Optimal daily protein intake for athletes and similarly active adults
If you’re physically very active, you need more protein daily than if you were sedentary. The American College of Sports Medicine, the Academy of Nutrition and Dietetics, and the Dietitians of Canada recommend 1.2–2.0 g/kg to optimize recovery from training and to promote the growth and maintenance of lean mass when caloric intake is sufficient. This recommendation is similar to that of the International Society of Sports Nutrition (1.4–2.0 g/kg).
Importantly, it may be better to aim for the higher end of the above ranges. According to the most comprehensive meta-analysis to date on the effects of protein supplementation on muscle mass and strength, the average amount of protein required to maximize lean mass is about 1.6 g/kg, and some people need upwards of 2.2 g/kg. For those interested in a comprehensive breakdown of this study, please refer to our Examine.com Research Digest, Issue 34, Volume 1.
However, only 4 of the 49 included studies were conducted in people with resistance training experience (the other 45 were in newbies). There’s some evidence that female athletes require 1.4–1.7 g/kg, and that amateur bodybuilders require 1.7–2.2 g/kg on their non-training days. Since higher protein intakes don’t seem to have negative effects in healthy people, one may want to err toward the higher amounts.
Protein intake for athletes and similarly active adults
Optimal daily protein intake for muscle gain
Resistance training (such as lifting weights) is of course required for muscle gain: you can’t just feed your muscles what they need to grow; you also need to give them a reason to grow.
Assuming progressive resistance overload and a mild hypercaloric diet (370–800 kcal above maintenance), a few studies suggest you’ll gain less fat if you eat more protein (3.3 g/kg rather than 1.8–2.6 g/kg).
What’s important to understand is that a daily protein intake of 3.3 g/kg isn’t likely to help you build more muscle than a daily protein intake of 1.8–2.6 g/kg.

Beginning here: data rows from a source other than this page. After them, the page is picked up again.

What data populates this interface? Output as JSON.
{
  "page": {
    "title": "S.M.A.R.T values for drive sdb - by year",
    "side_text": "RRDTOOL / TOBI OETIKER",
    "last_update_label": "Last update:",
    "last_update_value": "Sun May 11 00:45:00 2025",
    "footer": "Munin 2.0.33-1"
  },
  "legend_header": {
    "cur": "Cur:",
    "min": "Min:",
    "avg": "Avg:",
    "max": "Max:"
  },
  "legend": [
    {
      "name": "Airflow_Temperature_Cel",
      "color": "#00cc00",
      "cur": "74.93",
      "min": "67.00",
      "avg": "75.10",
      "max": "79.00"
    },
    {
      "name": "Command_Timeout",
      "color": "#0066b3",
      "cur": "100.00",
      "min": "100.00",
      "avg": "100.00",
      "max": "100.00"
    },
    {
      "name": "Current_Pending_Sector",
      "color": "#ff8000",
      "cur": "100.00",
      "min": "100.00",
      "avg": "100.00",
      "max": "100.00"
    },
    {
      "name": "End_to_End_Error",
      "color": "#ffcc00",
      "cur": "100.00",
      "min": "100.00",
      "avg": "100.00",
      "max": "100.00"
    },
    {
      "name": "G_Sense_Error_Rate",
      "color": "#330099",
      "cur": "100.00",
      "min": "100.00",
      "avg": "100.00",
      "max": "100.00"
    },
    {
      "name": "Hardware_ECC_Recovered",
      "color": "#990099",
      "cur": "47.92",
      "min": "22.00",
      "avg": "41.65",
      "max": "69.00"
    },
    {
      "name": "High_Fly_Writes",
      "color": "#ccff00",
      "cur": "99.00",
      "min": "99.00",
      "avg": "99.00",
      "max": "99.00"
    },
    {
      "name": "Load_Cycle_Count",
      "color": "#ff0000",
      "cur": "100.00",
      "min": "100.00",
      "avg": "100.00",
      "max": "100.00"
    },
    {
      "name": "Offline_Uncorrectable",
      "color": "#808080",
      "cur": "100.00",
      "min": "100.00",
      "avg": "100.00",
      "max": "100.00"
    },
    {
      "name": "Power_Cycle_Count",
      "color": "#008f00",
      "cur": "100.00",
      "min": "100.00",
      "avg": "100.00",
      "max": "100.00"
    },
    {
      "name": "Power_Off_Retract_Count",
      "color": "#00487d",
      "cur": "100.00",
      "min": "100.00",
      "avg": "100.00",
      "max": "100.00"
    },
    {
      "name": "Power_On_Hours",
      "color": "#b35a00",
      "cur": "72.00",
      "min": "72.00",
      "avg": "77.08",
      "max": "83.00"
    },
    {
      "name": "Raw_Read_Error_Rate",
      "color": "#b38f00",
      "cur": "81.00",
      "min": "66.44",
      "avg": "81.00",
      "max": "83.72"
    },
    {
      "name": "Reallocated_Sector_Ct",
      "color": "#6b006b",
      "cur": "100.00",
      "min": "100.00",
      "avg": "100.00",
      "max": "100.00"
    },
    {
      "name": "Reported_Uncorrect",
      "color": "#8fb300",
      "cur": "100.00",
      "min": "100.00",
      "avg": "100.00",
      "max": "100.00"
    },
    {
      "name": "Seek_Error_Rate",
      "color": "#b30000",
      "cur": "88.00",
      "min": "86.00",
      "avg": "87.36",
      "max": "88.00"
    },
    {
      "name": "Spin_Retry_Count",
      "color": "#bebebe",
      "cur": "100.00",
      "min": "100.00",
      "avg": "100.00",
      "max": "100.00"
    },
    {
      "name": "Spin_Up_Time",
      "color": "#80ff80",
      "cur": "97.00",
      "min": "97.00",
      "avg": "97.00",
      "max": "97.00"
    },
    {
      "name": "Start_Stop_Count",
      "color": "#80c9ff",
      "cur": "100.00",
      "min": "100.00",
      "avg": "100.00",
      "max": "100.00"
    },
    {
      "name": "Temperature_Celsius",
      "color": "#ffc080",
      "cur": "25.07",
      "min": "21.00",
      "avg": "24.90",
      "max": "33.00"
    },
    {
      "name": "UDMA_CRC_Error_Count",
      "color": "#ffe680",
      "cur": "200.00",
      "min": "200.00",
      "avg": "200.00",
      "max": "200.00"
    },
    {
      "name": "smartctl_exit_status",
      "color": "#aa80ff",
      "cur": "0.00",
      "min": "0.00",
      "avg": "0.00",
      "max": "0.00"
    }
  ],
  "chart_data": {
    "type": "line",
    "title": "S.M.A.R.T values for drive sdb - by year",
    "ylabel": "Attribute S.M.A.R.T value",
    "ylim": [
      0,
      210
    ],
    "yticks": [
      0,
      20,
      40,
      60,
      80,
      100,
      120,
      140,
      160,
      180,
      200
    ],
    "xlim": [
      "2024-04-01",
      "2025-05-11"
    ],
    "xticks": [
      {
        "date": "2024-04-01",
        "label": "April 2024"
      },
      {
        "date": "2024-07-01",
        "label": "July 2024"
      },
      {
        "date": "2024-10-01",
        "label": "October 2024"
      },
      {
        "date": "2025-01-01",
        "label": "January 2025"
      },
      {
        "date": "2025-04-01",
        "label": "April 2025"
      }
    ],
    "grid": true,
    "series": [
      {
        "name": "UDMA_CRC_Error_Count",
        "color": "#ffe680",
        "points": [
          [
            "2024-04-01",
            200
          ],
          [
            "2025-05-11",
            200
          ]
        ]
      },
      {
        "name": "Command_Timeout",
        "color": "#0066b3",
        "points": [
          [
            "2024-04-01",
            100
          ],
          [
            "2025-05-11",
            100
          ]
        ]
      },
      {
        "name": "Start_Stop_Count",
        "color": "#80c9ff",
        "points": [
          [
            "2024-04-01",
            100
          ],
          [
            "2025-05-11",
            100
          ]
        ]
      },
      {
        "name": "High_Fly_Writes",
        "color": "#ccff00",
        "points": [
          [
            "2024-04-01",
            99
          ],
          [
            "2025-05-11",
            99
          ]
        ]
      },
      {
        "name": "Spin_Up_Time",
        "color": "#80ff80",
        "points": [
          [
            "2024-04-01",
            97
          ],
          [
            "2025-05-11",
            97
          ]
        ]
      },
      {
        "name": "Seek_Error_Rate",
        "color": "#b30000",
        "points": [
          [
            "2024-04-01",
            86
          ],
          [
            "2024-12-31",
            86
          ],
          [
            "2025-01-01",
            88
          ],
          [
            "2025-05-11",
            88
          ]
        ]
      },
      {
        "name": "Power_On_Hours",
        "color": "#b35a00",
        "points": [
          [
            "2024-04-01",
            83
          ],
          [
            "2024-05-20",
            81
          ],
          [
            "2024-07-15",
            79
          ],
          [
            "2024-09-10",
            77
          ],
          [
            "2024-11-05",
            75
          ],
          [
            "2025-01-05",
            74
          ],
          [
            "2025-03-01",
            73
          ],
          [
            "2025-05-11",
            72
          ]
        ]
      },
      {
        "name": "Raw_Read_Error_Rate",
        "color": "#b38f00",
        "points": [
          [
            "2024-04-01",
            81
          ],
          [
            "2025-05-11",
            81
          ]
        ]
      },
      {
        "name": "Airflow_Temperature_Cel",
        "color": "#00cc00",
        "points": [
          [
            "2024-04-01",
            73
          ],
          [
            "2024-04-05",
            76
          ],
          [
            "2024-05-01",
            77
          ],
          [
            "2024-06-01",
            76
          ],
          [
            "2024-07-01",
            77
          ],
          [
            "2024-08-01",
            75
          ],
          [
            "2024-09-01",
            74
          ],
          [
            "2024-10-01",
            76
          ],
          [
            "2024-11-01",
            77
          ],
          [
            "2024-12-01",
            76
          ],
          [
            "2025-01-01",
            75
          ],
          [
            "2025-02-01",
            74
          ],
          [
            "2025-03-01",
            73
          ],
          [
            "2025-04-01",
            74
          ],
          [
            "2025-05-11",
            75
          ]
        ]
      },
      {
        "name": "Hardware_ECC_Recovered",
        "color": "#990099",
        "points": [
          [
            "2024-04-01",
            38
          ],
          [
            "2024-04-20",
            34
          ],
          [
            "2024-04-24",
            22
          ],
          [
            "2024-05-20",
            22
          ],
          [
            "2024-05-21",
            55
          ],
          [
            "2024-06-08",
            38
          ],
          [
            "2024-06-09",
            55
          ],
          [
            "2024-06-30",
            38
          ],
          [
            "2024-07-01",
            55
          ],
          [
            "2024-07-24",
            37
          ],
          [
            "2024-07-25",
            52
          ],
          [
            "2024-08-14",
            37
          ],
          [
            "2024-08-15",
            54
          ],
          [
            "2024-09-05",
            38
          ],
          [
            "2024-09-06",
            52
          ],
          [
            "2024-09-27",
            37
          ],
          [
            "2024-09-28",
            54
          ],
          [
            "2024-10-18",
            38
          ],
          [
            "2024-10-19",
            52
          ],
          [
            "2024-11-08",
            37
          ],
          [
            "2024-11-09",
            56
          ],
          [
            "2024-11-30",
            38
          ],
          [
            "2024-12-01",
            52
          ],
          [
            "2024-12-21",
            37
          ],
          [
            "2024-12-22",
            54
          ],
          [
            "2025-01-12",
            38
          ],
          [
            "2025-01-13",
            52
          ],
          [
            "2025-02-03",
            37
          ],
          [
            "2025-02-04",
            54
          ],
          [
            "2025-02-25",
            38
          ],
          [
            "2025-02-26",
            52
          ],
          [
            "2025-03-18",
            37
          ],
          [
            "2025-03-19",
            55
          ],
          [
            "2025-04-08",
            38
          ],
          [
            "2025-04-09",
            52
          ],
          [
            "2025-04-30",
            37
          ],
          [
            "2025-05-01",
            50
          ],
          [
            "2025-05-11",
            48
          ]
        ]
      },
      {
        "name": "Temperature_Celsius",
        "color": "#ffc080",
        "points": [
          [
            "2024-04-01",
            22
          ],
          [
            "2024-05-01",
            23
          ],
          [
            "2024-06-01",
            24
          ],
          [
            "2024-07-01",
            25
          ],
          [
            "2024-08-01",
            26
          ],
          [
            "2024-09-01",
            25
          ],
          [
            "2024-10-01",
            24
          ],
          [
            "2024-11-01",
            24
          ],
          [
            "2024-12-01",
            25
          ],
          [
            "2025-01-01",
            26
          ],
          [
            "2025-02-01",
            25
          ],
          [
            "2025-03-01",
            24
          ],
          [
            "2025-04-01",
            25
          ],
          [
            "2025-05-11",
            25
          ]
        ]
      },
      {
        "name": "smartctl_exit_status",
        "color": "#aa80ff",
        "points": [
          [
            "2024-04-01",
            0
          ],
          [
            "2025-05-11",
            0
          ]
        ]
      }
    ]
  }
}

What the higher number can do is help you minimize the fat gains you’ll most likely experience if you eat above maintenance in order to gain (muscle) weight.
Daily protein intake for muscle gain
Optimal daily protein intake for fat loss
More protein helps preserve lean mass in dieters, especially lean dieters. An early review concluded that, to optimize body composition, dieting athletes should consume 1.8–2.7 g/kg. Later studies have argued that, to minimize lean-mass loss, dieting athletes should consume 2.3–3.1 g/kg (closer to the higher end of the range as leanness and caloric deficit increase). This latter recommendation has been upheld by the International Society of Sports Nutrition and by a review article on bodybuilding contest preparation.
Note that those recommendations are for people who are relatively lean already. Several meta-analyses involving people with overweightness or obesity suggest that 1.2–1.5 g/kg is an appropriate daily protein intake range to maximize fat loss. This range is supported by the European Association for the Study of Obesity, who recommend up to 1.5 g/kg for elderly adults with obesity. It’s important to realize that this range is based on actual body weight, not on lean mass or ideal body weight.
Considering the health risks associated with overweightness and obesity, it is also noteworthy that eating a diet higher in protein (27% vs. 18% of calories) significantly reduces several cardiometabolic risk factors, including waist circumference, blood pressure, triglycerides, and fasting insulin, while also increasing HDL-C and satiety. These effects are small, however, and likely dependent on the amount of body fat one loses.